Riuscite a immaginare la mia delusione, subito sostituita da una crescente irritazione, allorchè, scorse le prime pagine del libro davanti a un bel focherello scoppiettante, mi resi conto che io e il mio amico e compagno d'avventure Sherlock Holmes figuravamo fra i personaggi? Non che il libro non fosse ben scritto, tutt'altro; provai anzi una certa invidia nell'osservare le disinvolte astuzie dell'autore, lo stile sobrio e raffinato insieme, e addirittura, lo ammetto, l'assoluta padronanza con cui il narratore reggeva i fili del gioco. Ma citare il più grande investigatore privato d'Inghilterra, che dico, dell'Europa intera senza - poichè ne ero certo pur non avendone avuto conferma - aver chiesto il suo permesso! Per poi prendersi beffa di lui e di me, distorcento la realtà dei fatti! Riuscii comunque a trattenere i miei sentimenti ribollenti, e giunsi in fondo al racconto. Un bel racconto, lo confesso: bello e in parte veritiero, poichè ispirato a un fatto realmente accaduto a me e a Holmes, anche se vi sono ovvie incongruenze che mi accingo a sottolineare.

Prevedevo (giustamente) che la notte sarebbe stata popolata da incubi; e difatti mi svegliai più volte in preda a un'incontrollabile agitazione, parendomi almeno in un paio di occasioni di vedere, proprio dinanzi al mio letto, Guglielmo di Baskerville (Il nome della rosa) travestito da rettore impadronirsi furtivamente della collezione di lepidotteri di Stapleton (Il mastino del Baskerville), per poi liberarsene con un lugubre ululato canino lungo i corridoi del DAMS di Bologna.

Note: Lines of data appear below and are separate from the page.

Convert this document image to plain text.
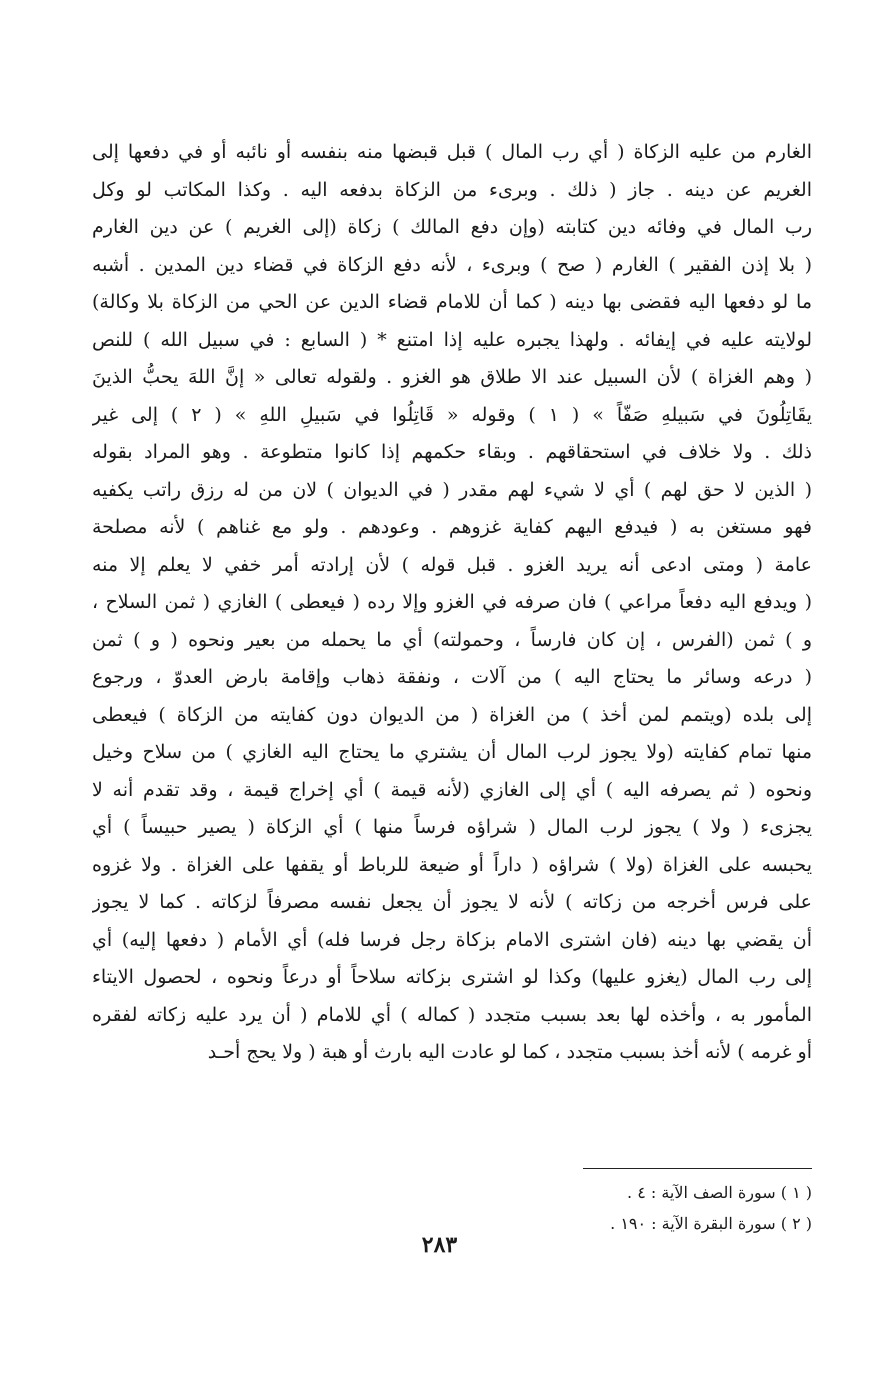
الغارم من عليه الزكاة ( أي رب المال ) قبل قبضها منه بنفسه أو نائبه أو في دفعها إلى
الغريم عن دينه . جاز ( ذلك . وبرىء من الزكاة بدفعه اليه . وكذا المكاتب لو وكل
رب المال في وفائه دين كتابته (وإن دفع المالك ) زكاة (إلى الغريم ) عن دين الغارم
( بلا إذن الفقير ) الغارم ( صح ) وبرىء ، لأنه دفع الزكاة في قضاء دين المدين . أشبه
ما لو دفعها اليه فقضى بها دينه ( كما أن للامام قضاء الدين عن الحي من الزكاة بلا وكالة)
لولايته عليه في إيفائه . ولهذا يجبره عليه إذا امتنع * ( السابع : في سبيل الله ) للنص
( وهم الغزاة ) لأن السبيل عند الا طلاق هو الغزو . ولقوله تعالى « إنَّ اللهَ يحبُّ الذينَ
يقَاتِلُونَ في سَبيلهِ صَفّاً » ( ١ ) وقوله « قَاتِلُوا في سَبيلِ اللهِ » ( ٢ ) إلى غير
ذلك . ولا خلاف في استحقاقهم . وبقاء حكمهم إذا كانوا متطوعة . وهو المراد بقوله
( الذين لا حق لهم ) أي لا شيء لهم مقدر ( في الديوان ) لان من له رزق راتب يكفيه
فهو مستغن به ( فيدفع اليهم كفاية غزوهم . وعودهم . ولو مع غناهم ) لأنه مصلحة
عامة ( ومتى ادعى أنه يريد الغزو . قبل قوله ) لأن إرادته أمر خفي لا يعلم إلا منه
( ويدفع اليه دفعاً مراعي ) فان صرفه في الغزو وإلا رده ( فيعطى ) الغازي ( ثمن السلاح ،
و ) ثمن (الفرس ، إن كان فارساً ، وحمولته) أي ما يحمله من بعير ونحوه ( و ) ثمن
( درعه وسائر ما يحتاج اليه ) من آلات ، ونفقة ذهاب وإقامة بارض العدوّ ، ورجوع
إلى بلده (ويتمم لمن أخذ ) من الغزاة ( من الديوان دون كفايته من الزكاة ) فيعطى
منها تمام كفايته (ولا يجوز لرب المال أن يشتري ما يحتاج اليه الغازي ) من سلاح وخيل
ونحوه ( ثم يصرفه اليه ) أي إلى الغازي (لأنه قيمة ) أي إخراج قيمة ، وقد تقدم أنه لا
يجزىء ( ولا ) يجوز لرب المال ( شراؤه فرساً منها ) أي الزكاة ( يصير حبيساً ) أي
يحبسه على الغزاة (ولا ) شراؤه ( داراً أو ضيعة للرباط أو يقفها على الغزاة . ولا غزوه
على فرس أخرجه من زكاته ) لأنه لا يجوز أن يجعل نفسه مصرفاً لزكاته . كما لا يجوز
أن يقضي بها دينه (فان اشترى الامام بزكاة رجل فرسا فله) أي الأمام ( دفعها إليه) أي
إلى رب المال (يغزو عليها) وكذا لو اشترى بزكاته سلاحاً أو درعاً ونحوه ، لحصول الايتاء
المأمور به ، وأخذه لها بعد بسبب متجدد ( كماله ) أي للامام ( أن يرد عليه زكاته لفقره
أو غرمه ) لأنه أخذ بسبب متجدد ، كما لو عادت اليه بارث أو هبة ( ولا يحج أحـد
( ١ ) سورة الصف الآية : ٤ .
( ٢ ) سورة البقرة الآية : ١٩٠ .
٢٨٣
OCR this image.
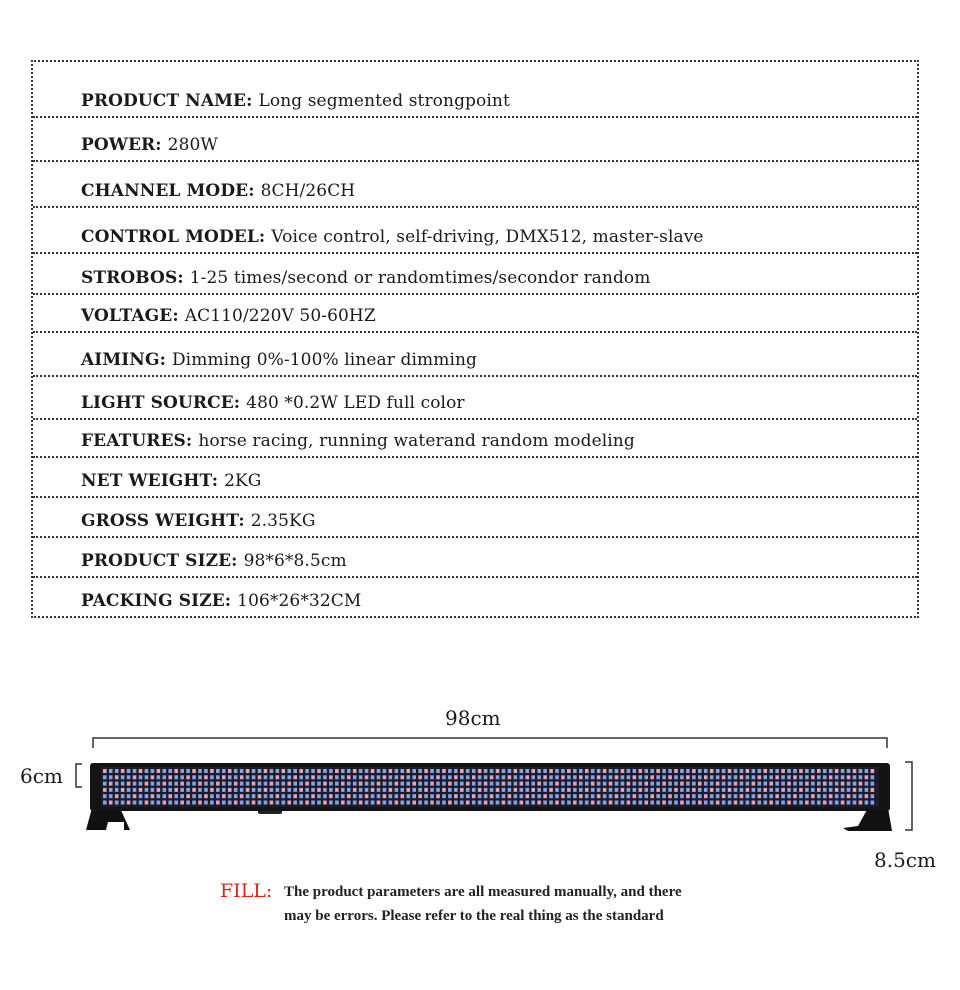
PRODUCT NAME: Long segmented strongpoint
POWER: 280W
CHANNEL MODE: 8CH/26CH
CONTROL MODEL: Voice control, self-driving, DMX512, master-slave
STROBOS: 1-25 times/second or randomtimes/secondor random
VOLTAGE: AC110/220V 50-60HZ
AIMING: Dimming 0%-100% linear dimming
LIGHT SOURCE: 480 *0.2W LED full color
FEATURES: horse racing, running waterand random modeling
NET WEIGHT: 2KG
GROSS WEIGHT: 2.35KG
PRODUCT SIZE: 98*6*8.5cm
PACKING SIZE: 106*26*32CM
98cm
6cm
8.5cm
FILL: The product parameters are all measured manually, and there
may be errors. Please refer to the real thing as the standard
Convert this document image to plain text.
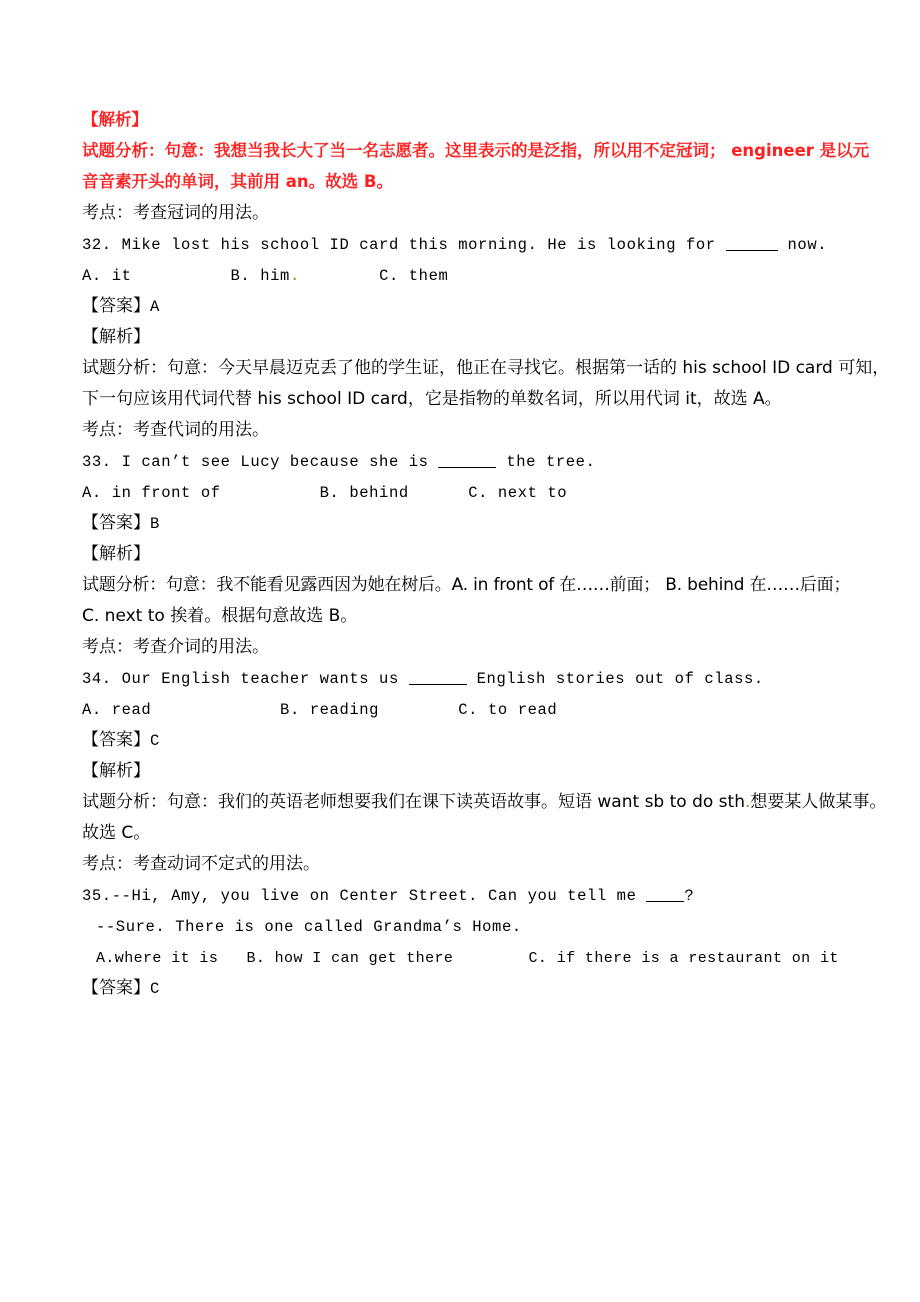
【解析】
试题分析：句意：我想当我长大了当一名志愿者。这里表示的是泛指，所以用不定冠词； engineer 是以元
音音素开头的单词，其前用 an。故选 B。
考点：考查冠词的用法。
32. Mike lost his school ID card this morning. He is looking for	now.
A. it	B. him.	C. them
【答案】A
【解析】
试题分析：句意：今天早晨迈克丢了他的学生证，他正在寻找它。根据第一话的 his school ID card 可知，
下一句应该用代词代替 his school ID card，它是指物的单数名词，所以用代词 it，故选 A。
考点：考查代词的用法。
33. I can’t see Lucy because she is	the tree.
A. in front of	B. behind	C. next to
【答案】B
【解析】
试题分析：句意：我不能看见露西因为她在树后。A. in front of 在……前面； B. behind 在……后面；
C. next to 挨着。根据句意故选 B。
考点：考查介词的用法。
34. Our English teacher wants us	English stories out of class.
A. read	B. reading	C. to read
【答案】C
【解析】
试题分析：句意：我们的英语老师想要我们在课下读英语故事。短语 want sb to do sth.想要某人做某事。
故选 C。
考点：考查动词不定式的用法。
35.--Hi, Amy, you live on Center Street. Can you tell me ?
--Sure. There is one called Grandma’s Home.
A.where it is B. how I can get there	C. if there is a restaurant on it
【答案】C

Attesi dunque il mattino, onde evitare che la collera trasparisse troppo esplicitamente dalle mie parole; dopodi chè mi sedetti allo scrittoio, e con tutta calma iniziai a scrivere il presente resoconto, il quale era animato dall'unica pretesa di restituire a Sherlock Holmes e a me tutta la nostra dignità, e dall'unico scopo di proclamare al mondo la verità. Fu solo dopo averlo terminato, e dopo averlo letto più volte, che lo sottoposi al mio illustre amico per avere il suo benestare affinchè fosse reso pubblico; benestare che mi fu concesso dopo una lunga risata (che non mancò di stupirmi e anche di impermalosirmi non poco), a patto che porgessi prima pubblicamente le mie scuse al caro Celli (parole sue), in quanto egli sapeva.. Darò dunque voce all'esplosione delle mie emozioni pur ammettendo di essermi sbagliato nel giudicare l'autore del libro e la natura dei legami fra lui e Holmes.

Innanzitutto, è vero che io e Holmes ci trovavamo, quell'estate, a Cattolica per il Mystfest. Perchè farne mistero? Ognuno ha le sue debolezze, e mentre io mi godevo le piacevolezze serali della tavola romagnola (piadina e sangiovese) lui vagava per il festival del giallo. Travestito, naturalmente. Precisiamo subito, però, che io non indossavo alcun costume a fiori sopra quello che Celli definisce ingenerosamente "qualche deposito d'adipe indiscreto", ma un sobrio indumento sportivo molto più consono alla vita sana e atletica che conducevo - nuotate di prima mattina e jogging nel pomeriggio, con sua buona pace.

Vorrei chiarire inoltre che non era, quella, la prima volta che Holmes visitava Cattolica e la Romagna. Ricorderete Anarchici e siluri, che la nostra semi-compatriota Joyce Lussu ha avuto la bontà di trascrivere alcuni anni orsono: lì Holmes appariva come un campione della democrazia inglese contro le micidiali torpedini sottomarine austro-tedesche, essendo stato convocato d'urgenza nelle Marche per ragioni di stato. Si era all'inizio del secolo ... eh, come passa il tempo ... e adesso eccoci a un nuovo inizio. Ma non disperdiamo le idee. Dicevo, dunque, che Holmes aveva già avuto occasione di passare per Cattolica, che non vi si annoiava affatto, e che anzi, detto fra noi, non era lì per caso, ovvero il festival era stato poco più che un pretesto perchè il delitto era stato annunciato.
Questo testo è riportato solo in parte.